Today was my 1st counselling session. We went through my story, from meeting hubby to losing Millie. It was like a history class, we didn’t explore much as just getting the background. Ive been given some homework to do too, ready for next week.
Now I’m home, I’m feeling really positive today. Ive taken a huge step forward and i really do believe it will help. Thats not to say that today hasn’t been hard.
Insomnia is plaguing me more than usual, one night ill get 6hrs and the next 2. Last night was 4 but i expected to be up as i was anxious about today. My anxiety had me up at 7am and slowly built all day. I left an hr early as I’m fearful of the car park, its mega busy and i thought it’d take ages, it took 20mins, so i had 40mins to kill before the appointment. My coping mechanism in these instances is to talk rubbish with someone who knows me, so i called my brother, Mum is immersed in Wimbledon and her favourite player was on so thought id give her a swerve!!! FYI she loves Tennis and gets very very into it, clapping, shouting, she thinks she is Novak’s coach, its adorable!!

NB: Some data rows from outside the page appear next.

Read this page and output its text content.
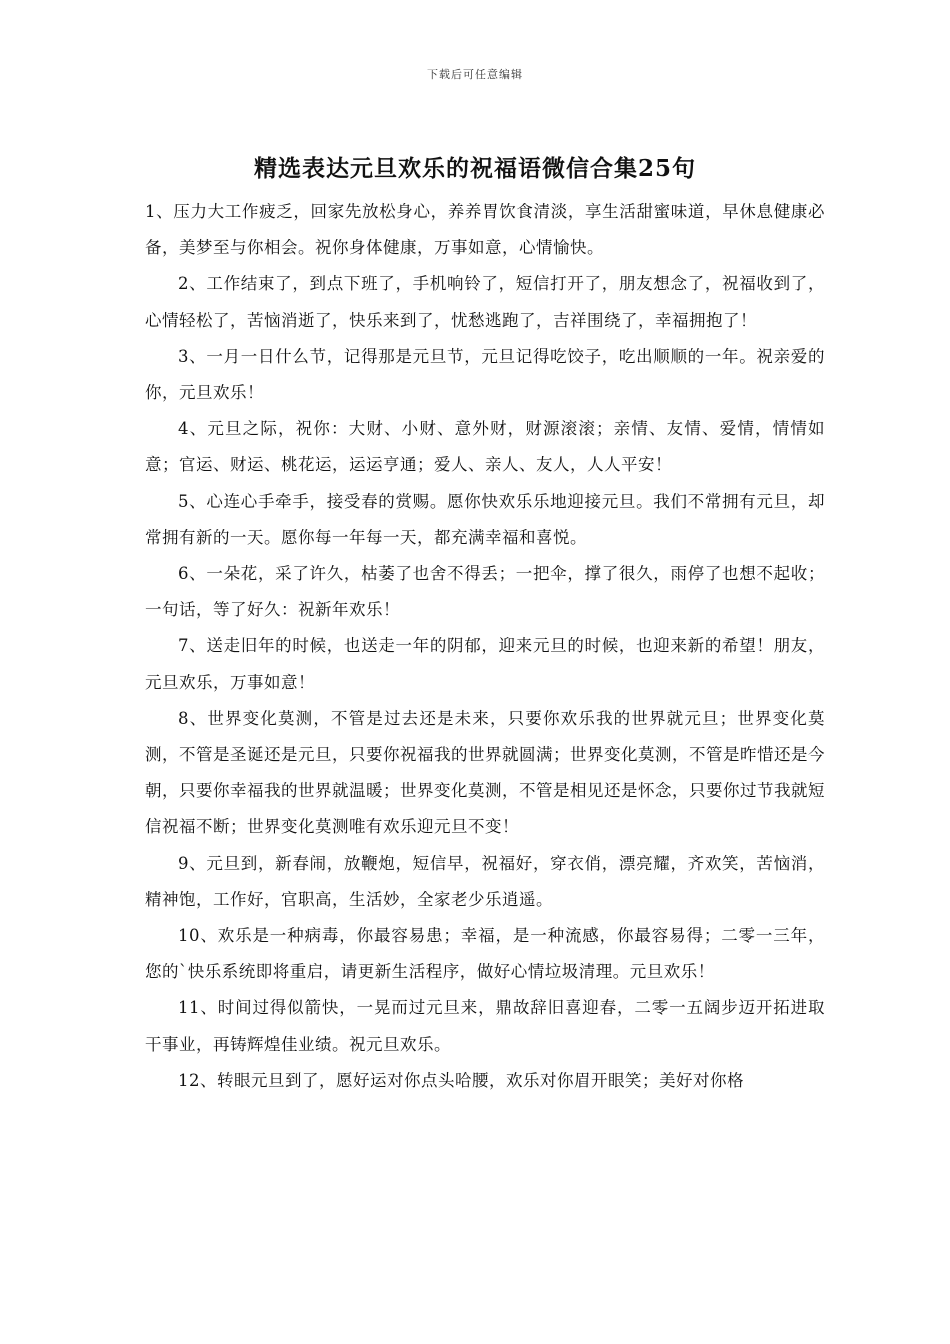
下载后可任意编辑
精选表达元旦欢乐的祝福语微信合集25句

1、压力大工作疲乏，回家先放松身心，养养胃饮食清淡，享生活甜蜜味道，早休息健康必备，美梦至与你相会。祝你身体健康，万事如意，心情愉快。

2、工作结束了，到点下班了，手机响铃了，短信打开了，朋友想念了，祝福收到了，心情轻松了，苦恼消逝了，快乐来到了，忧愁逃跑了，吉祥围绕了，幸福拥抱了！

3、一月一日什么节，记得那是元旦节，元旦记得吃饺子，吃出顺顺的一年。祝亲爱的你，元旦欢乐！

4、元旦之际，祝你：大财、小财、意外财，财源滚滚；亲情、友情、爱情，情情如意；官运、财运、桃花运，运运亨通；爱人、亲人、友人，人人平安！

5、心连心手牵手，接受春的赏赐。愿你快欢乐乐地迎接元旦。我们不常拥有元旦，却常拥有新的一天。愿你每一年每一天，都充满幸福和喜悦。

6、一朵花，采了许久，枯萎了也舍不得丢；一把伞，撑了很久，雨停了也想不起收；一句话，等了好久：祝新年欢乐！

7、送走旧年的时候，也送走一年的阴郁，迎来元旦的时候，也迎来新的希望！朋友，元旦欢乐，万事如意！

8、世界变化莫测，不管是过去还是未来，只要你欢乐我的世界就元旦；世界变化莫测，不管是圣诞还是元旦，只要你祝福我的世界就圆满；世界变化莫测，不管是昨惜还是今朝，只要你幸福我的世界就温暖；世界变化莫测，不管是相见还是怀念，只要你过节我就短信祝福不断；世界变化莫测唯有欢乐迎元旦不变！

9、元旦到，新春闹，放鞭炮，短信早，祝福好，穿衣俏，漂亮耀，齐欢笑，苦恼消，精神饱，工作好，官职高，生活妙，全家老少乐逍遥。

10、欢乐是一种病毒，你最容易患；幸福，是一种流感，你最容易得；二零一三年，您的`快乐系统即将重启，请更新生活程序，做好心情垃圾清理。元旦欢乐！

11、时间过得似箭快，一晃而过元旦来，鼎故辞旧喜迎春，二零一五阔步迈开拓进取干事业，再铸辉煌佳业绩。祝元旦欢乐。

12、转眼元旦到了，愿好运对你点头哈腰，欢乐对你眉开眼笑；美好对你格
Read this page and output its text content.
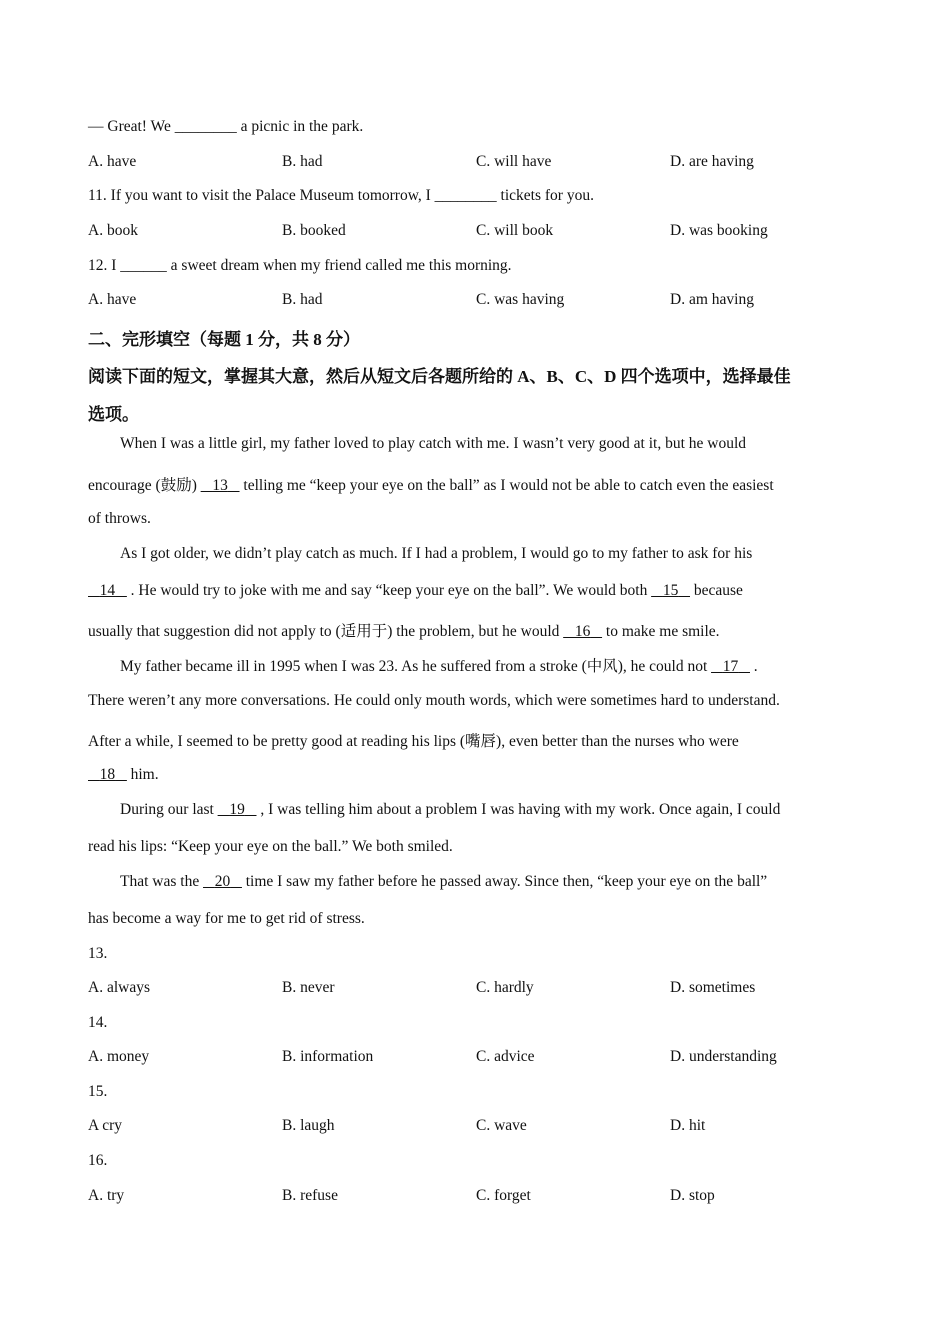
— Great! We ________ a picnic in the park.
A. have	B. had	C. will have	D. are having
11. If you want to visit the Palace Museum tomorrow, I ________ tickets for you.
A. book	B. booked	C. will book	D. was booking
12. I ______ a sweet dream when my friend called me this morning.
A. have	B. had	C. was having	D. am having
二、完形填空（每题 1 分，共 8 分）
阅读下面的短文，掌握其大意，然后从短文后各题所给的 A、B、C、D 四个选项中，选择最佳
选项。
When I was a little girl, my father loved to play catch with me. I wasn’t very good at it, but he would
encourage (鼓励) 13 telling me “keep your eye on the ball” as I would not be able to catch even the easiest
of throws.
As I got older, we didn’t play catch as much. If I had a problem, I would go to my father to ask for his
14 . He would try to joke with me and say “keep your eye on the ball”. We would both 15 because
usually that suggestion did not apply to (适用于) the problem, but he would 16 to make me smile.
My father became ill in 1995 when I was 23. As he suffered from a stroke (中风), he could not 17 .
There weren’t any more conversations. He could only mouth words, which were sometimes hard to understand.
After a while, I seemed to be pretty good at reading his lips (嘴唇), even better than the nurses who were
18 him.
During our last 19 , I was telling him about a problem I was having with my work. Once again, I could
read his lips: “Keep your eye on the ball.” We both smiled.
That was the 20 time I saw my father before he passed away. Since then, “keep your eye on the ball”
has become a way for me to get rid of stress.
13.
A. always	B. never	C. hardly	D. sometimes
14.
A. money	B. information	C. advice	D. understanding
15.
A cry	B. laugh	C. wave	D. hit
16.
A. try	B. refuse	C. forget	D. stop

After the session, which overran, I’m chatty when nervous, i was relieved to see the car next to me had moved as in my anxiety filled haze, id parked really badly and wasn’t sure how id get out!
Im really hoping that in the next few weeks, my anxiety becomes manageable again and the counselling stops me feeling so stuck.
Im pushing myself to get out as much as possible, i have to make plans in order to be able to force myself out, so I’ve arranged to see 2 friends this week, take advantage of this weather whilst i can, and try to normalise the outside for myself. Its going to be tough, but today I’m ready to fight back.
Today is the start of something good…i hope. It’ll be fine. It will.